Committee chairman Barry Sheerman said: "Recruiting and retaining the best teachers can transform pupil attainment and bring new vision and energy into schools.

"It is not enough to make-do-and-mend existing policies: radical changes must take place.

"Teaching must be seen as an attractive career option for high achieving individuals. Entry requirements should be raised, and there must be better support for teachers once they are in post.

"A failure to tackle the pressures faced by new teachers risks not only a dearth of teachers from the profession but also lasting damage to the educational experience of pupils. This must not be allowed to happen."

Schools Minister Vernon Coaker said teaching and teacher training had been radically transformed over the past decade "to become the number one career choice for graduates".

Mr Coaker said the government was already introducing a licence to practice, with a right for all teachers to get ongoing career development, and was planning a roll-out of a Masters in teaching in learning for newly qualified teachers.

"But we want to go even further, which is why we are already doubling successful programmes like Teach First to fast-track the best graduates into teaching," he said.

"And to attract professionals to make a career change into teaching we are already working with over 400 leading employers, focusing on key subjects like maths and science."

Shadow Schools Secretary Michael Gove said: "Our policy has been that primary teachers should have at least Bs in English and maths GCSE and we should make it harder to qualify for taxpayer-funded training.

"Further, we will give head teachers the freedom to pay good teachers more and protect teachers from violent pupils."

Praise for teachers

The Universities Council for the Education of Teachers (UCET) welcomed the recommendations to raise entry requirements and improve qualifications for those in the teaching profession.

But it raised concerns about some of the report's recommendations, notably the closing of secondary undergraduate programmes.

"While some of the report's recommendations need further thought, it does provide a firm basis for future discussion and debate on the future of teacher education," said UCET's executive director James Noble-Rogers.

Christine Blower, general secretary of the National Union of Teachers, said: "There is no evidence that young and new teachers are anything other than of extremely high calibre."

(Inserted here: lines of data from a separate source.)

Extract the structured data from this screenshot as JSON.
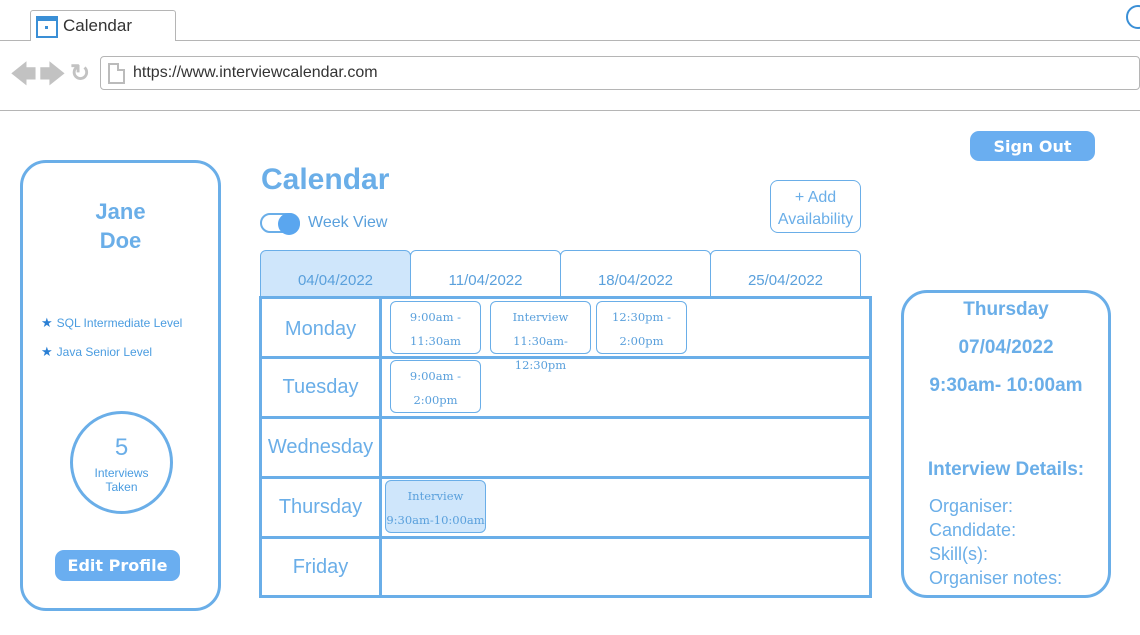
{
  "browser": {
    "tab_title": "Calendar",
    "url": "https://www.interviewcalendar.com"
  },
  "header": {
    "sign_out": "Sign Out",
    "title": "Calendar",
    "week_view_label": "Week View",
    "week_view_on": true,
    "add_availability": [
      "+ Add",
      "Availability"
    ]
  },
  "profile": {
    "first_name": "Jane",
    "last_name": "Doe",
    "skills": [
      "SQL Intermediate Level",
      "Java Senior Level"
    ],
    "interviews_count": "5",
    "interviews_label": [
      "Interviews",
      "Taken"
    ],
    "edit_profile": "Edit Profile"
  },
  "weeks": [
    "04/04/2022",
    "11/04/2022",
    "18/04/2022",
    "25/04/2022"
  ],
  "active_week": 0,
  "days": [
    {
      "name": "Monday",
      "events": [
        {
          "line1": "9:00am -",
          "line2": "11:30am"
        },
        {
          "line1": "Interview",
          "line2": "11:30am-12:30pm"
        },
        {
          "line1": "12:30pm -",
          "line2": "2:00pm"
        }
      ]
    },
    {
      "name": "Tuesday",
      "events": [
        {
          "line1": "9:00am -",
          "line2": "2:00pm"
        }
      ]
    },
    {
      "name": "Wednesday",
      "events": []
    },
    {
      "name": "Thursday",
      "events": [
        {
          "line1": "Interview",
          "line2": "9:30am-10:00am",
          "selected": true
        }
      ]
    },
    {
      "name": "Friday",
      "events": []
    }
  ],
  "detail": {
    "day": "Thursday",
    "date": "07/04/2022",
    "time": "9:30am- 10:00am",
    "section_title": "Interview Details:",
    "fields": [
      "Organiser:",
      "Candidate:",
      "Skill(s):",
      "Organiser notes:"
    ]
  },
  "colors": {
    "accent": "#6aaee8",
    "button": "#6aaef0",
    "selected_bg": "#cfe6fb"
  }
}
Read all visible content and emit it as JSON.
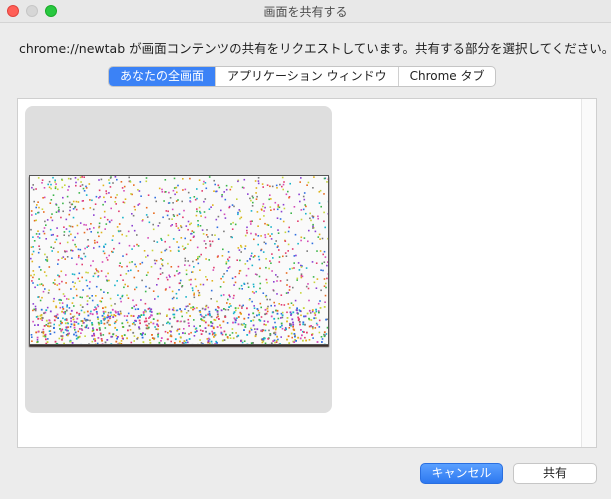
{
  "window": {
    "title": "画面を共有する",
    "prompt": "chrome://newtab が画面コンテンツの共有をリクエストしています。共有する部分を選択してください。"
  },
  "tabs": [
    {
      "label": "あなたの全画面",
      "selected": true
    },
    {
      "label": "アプリケーション ウィンドウ",
      "selected": false
    },
    {
      "label": "Chrome タブ",
      "selected": false
    }
  ],
  "buttons": {
    "cancel": "キャンセル",
    "share": "共有"
  },
  "colors": {
    "accent": "#3b82f6",
    "close": "#ff5f57",
    "maximize": "#28c840"
  }
}
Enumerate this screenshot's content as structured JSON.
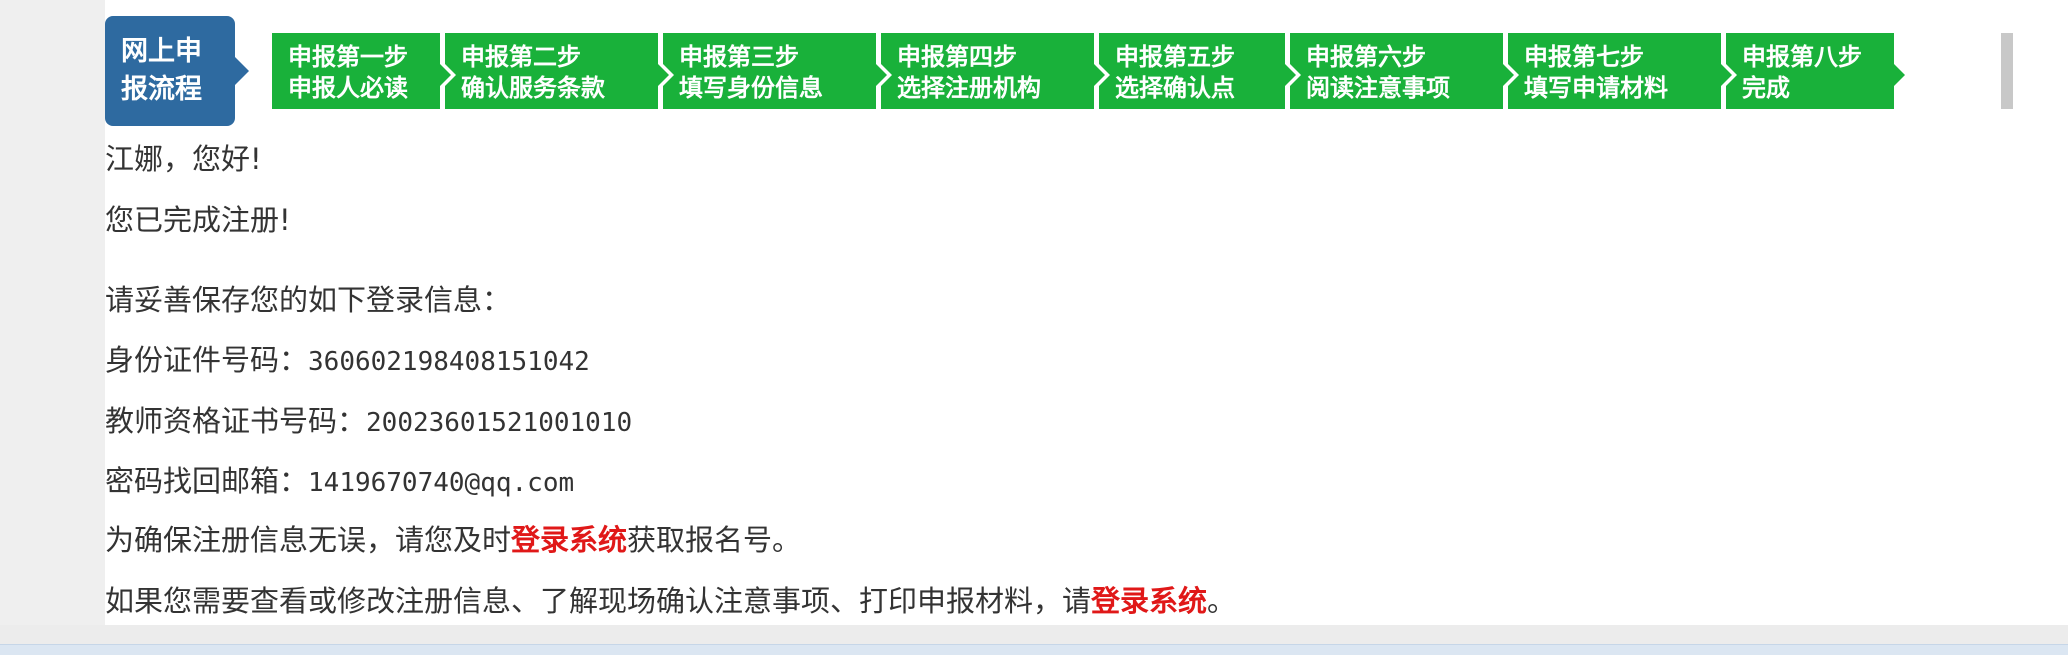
{
  "flow": {
    "title_line1": "网上申",
    "title_line2": "报流程",
    "steps": [
      {
        "line1": "申报第一步",
        "line2": "申报人必读"
      },
      {
        "line1": "申报第二步",
        "line2": "确认服务条款"
      },
      {
        "line1": "申报第三步",
        "line2": "填写身份信息"
      },
      {
        "line1": "申报第四步",
        "line2": "选择注册机构"
      },
      {
        "line1": "申报第五步",
        "line2": "选择确认点"
      },
      {
        "line1": "申报第六步",
        "line2": "阅读注意事项"
      },
      {
        "line1": "申报第七步",
        "line2": "填写申请材料"
      },
      {
        "line1": "申报第八步",
        "line2": "完成"
      }
    ],
    "colors": {
      "badge": "#2e6aa0",
      "step": "#19b13a"
    }
  },
  "message": {
    "greeting": "江娜，您好!",
    "done": "您已完成注册!",
    "save_hint": "请妥善保存您的如下登录信息：",
    "id_label": "身份证件号码：",
    "id_value": "360602198408151042",
    "cert_label": "教师资格证书号码：",
    "cert_value": "20023601521001010",
    "email_label": "密码找回邮箱：",
    "email_value": "1419670740@qq.com",
    "confirm_pre": "为确保注册信息无误，请您及时",
    "confirm_link": "登录系统",
    "confirm_post": "获取报名号。",
    "modify_pre": "如果您需要查看或修改注册信息、了解现场确认注意事项、打印申报材料，请",
    "modify_link": "登录系统",
    "modify_post": "。"
  }
}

Dr Mary Bousted, general secretary of the Association of Teachers and Lecturers, said the select committee's report reached some "laudable conclusions".

But she added that today's new teachers were widely recognised as the best there have ever been.

"By concentrating on entry qualifications for student teachers the committee ignores the trend for career changers, who have a wealth of skills and knowledge more valuable than exam results, to go into teaching," she said.